Hij wou alleen maar een huisje met een wit hek erom. En een vriend gaf hem «een paar single shot Colt-repeteerpistolen», en hij had zelf «nog ergens een Winchester-jachtgeweer met munitieclip liggen», om zich de «waterspuiters, vogelverschrikkers, dwaalgasten» en andere drop outs van het lijf te houden. «Ik kon die lui wel in de fik steken.» Net zoals hij moedeloos het autoraampje moest opendraaien voor wat frisse lucht toen gitarist Robbie Robertson hem devoot vroeg: «‹Waar ga je het naartoe brengen, denk je?› Ik zei: ‹Wat?› ‹Nou, de hele muziekscene, weet je wel.›»
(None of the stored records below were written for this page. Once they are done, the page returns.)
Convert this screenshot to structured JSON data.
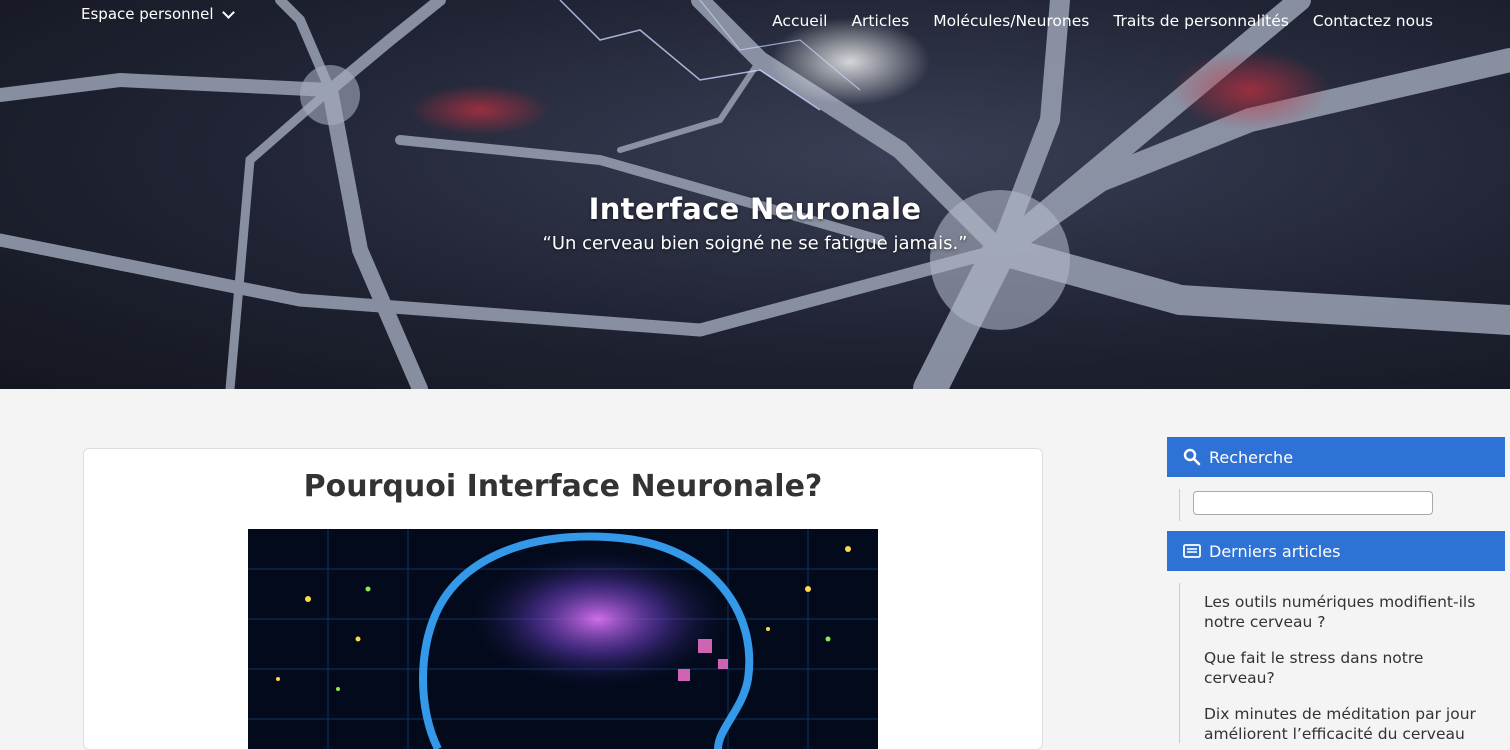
{
  "header": {
    "account_menu_label": "Espace personnel",
    "nav": [
      "Accueil",
      "Articles",
      "Molécules/Neurones",
      "Traits de personnalités",
      "Contactez nous"
    ],
    "site_title": "Interface Neuronale",
    "tagline": "“Un cerveau bien soigné ne se fatigue jamais.”"
  },
  "main": {
    "post_title": "Pourquoi Interface Neuronale?"
  },
  "sidebar": {
    "search_title": "Recherche",
    "search_placeholder": "",
    "recent_title": "Derniers articles",
    "recent_articles": [
      "Les outils numériques modifient-ils notre cerveau ?",
      "Que fait le stress dans notre cerveau?",
      "Dix minutes de méditation par jour améliorent l’efficacité du cerveau"
    ]
  },
  "colors": {
    "accent": "#2f72d6",
    "background": "#f4f4f4"
  },
  "icons": {
    "account_menu": "chevron-down-icon",
    "search": "search-icon",
    "recent": "list-icon"
  }
}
Hoe bedank je voor een baan als Messias? Je kunt het proberen door je publiek te geven wat het niet wil. «Ik bracht een album uit (een dubbel-lp). Alles wat ik bedenken kon, smeet ik tegen de muur en wat bleef plakken, bracht ik uit, en toen keek ik nog een keer en alles wat niet was blijven plakken, schepte ik op en bracht dat ook uit» (Self Portrait, 1970). Die bak ellende – met melige covers, instrumentals die nergens heen gaan, dubbele-tong-serenades en pervers gemixte live-opnames – dreef de critici tegen het plafond («Wat is dit voor shit!» aldus de beledigde kop boven de recensie van de meest prestigieuze criticus, Greil Marcus), maar het hielp nog niet genoeg. Halverwege de jaren zeventig volgde een onverwachte maar hevige wederopstanding met een reeks meesterwerken en woeste optredens, maar in de jaren tachtig begon het verval pas echt en kreeg Bob Dylan zijn zin: het publiek liet hem met rust.
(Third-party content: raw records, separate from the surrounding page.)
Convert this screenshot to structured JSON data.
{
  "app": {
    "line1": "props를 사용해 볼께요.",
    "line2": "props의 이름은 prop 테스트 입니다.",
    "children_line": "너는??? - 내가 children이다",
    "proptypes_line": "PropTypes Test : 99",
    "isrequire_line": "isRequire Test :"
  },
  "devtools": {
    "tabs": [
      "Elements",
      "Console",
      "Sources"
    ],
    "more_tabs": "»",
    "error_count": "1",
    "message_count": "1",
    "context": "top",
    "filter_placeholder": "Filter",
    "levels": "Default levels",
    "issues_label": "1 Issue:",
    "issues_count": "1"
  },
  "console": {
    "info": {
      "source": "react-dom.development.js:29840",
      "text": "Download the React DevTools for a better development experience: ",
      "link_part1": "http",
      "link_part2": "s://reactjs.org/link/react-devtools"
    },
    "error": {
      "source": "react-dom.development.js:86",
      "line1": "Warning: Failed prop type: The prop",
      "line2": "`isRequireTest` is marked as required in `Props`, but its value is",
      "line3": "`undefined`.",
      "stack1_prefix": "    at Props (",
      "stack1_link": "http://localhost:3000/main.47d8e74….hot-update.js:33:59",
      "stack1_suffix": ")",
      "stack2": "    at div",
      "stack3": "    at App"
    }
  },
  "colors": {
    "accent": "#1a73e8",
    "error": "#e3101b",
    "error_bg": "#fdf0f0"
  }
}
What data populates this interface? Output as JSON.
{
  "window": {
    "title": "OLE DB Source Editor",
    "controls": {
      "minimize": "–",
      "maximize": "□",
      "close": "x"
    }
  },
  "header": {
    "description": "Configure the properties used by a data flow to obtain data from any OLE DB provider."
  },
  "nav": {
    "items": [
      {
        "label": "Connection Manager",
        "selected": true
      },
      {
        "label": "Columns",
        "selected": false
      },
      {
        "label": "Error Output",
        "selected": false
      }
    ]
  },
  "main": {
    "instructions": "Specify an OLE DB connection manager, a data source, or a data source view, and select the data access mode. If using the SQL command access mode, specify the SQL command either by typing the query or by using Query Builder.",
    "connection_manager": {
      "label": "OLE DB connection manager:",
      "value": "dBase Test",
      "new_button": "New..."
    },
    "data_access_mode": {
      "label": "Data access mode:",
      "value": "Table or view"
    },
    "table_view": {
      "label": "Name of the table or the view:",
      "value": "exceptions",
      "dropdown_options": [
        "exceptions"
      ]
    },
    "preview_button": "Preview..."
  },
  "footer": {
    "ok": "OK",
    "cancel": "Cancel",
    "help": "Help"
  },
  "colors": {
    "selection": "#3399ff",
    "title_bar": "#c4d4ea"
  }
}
Je kunt het ook proberen door het publiek te geven wat het wel wil, of denkt te willen. Een boek met herinneringen bijvoorbeeld – maar dan eentje dat gaten in de chronologie laat vallen, groot genoeg om een bus doorheen te rijden. Van Greenwich Village begin jaren zestig, in geuren en kleuren beschreven, en dan meteen – niets over de overstap naar elektrische muziek, niets over de legendarische tournee met The Band in 1966 – door naar de paniek van de massaroem en de trage afrekening daarmee, dan de wederopstanding in de tweede helft van de jaren zeventig overslaan, de eerste helft van de jaren tachtig links laten liggen en ruim een kwart van het boek vullen met de moeizame opnamesessies van Oh Mercy! (1989). Onmiddellijk daarna suizen we terug naar de vroege jaren zestig, Greenwich Village, en het einde van de paradijselijke toestand van de folkmuziek-voor-de-massa-roem. Slot: «Ik ging er recht in. De wereld lag wijd open. Een ding was zeker, niet alleen werd hij niet bestierd door God, maar door de duivel evenmin.»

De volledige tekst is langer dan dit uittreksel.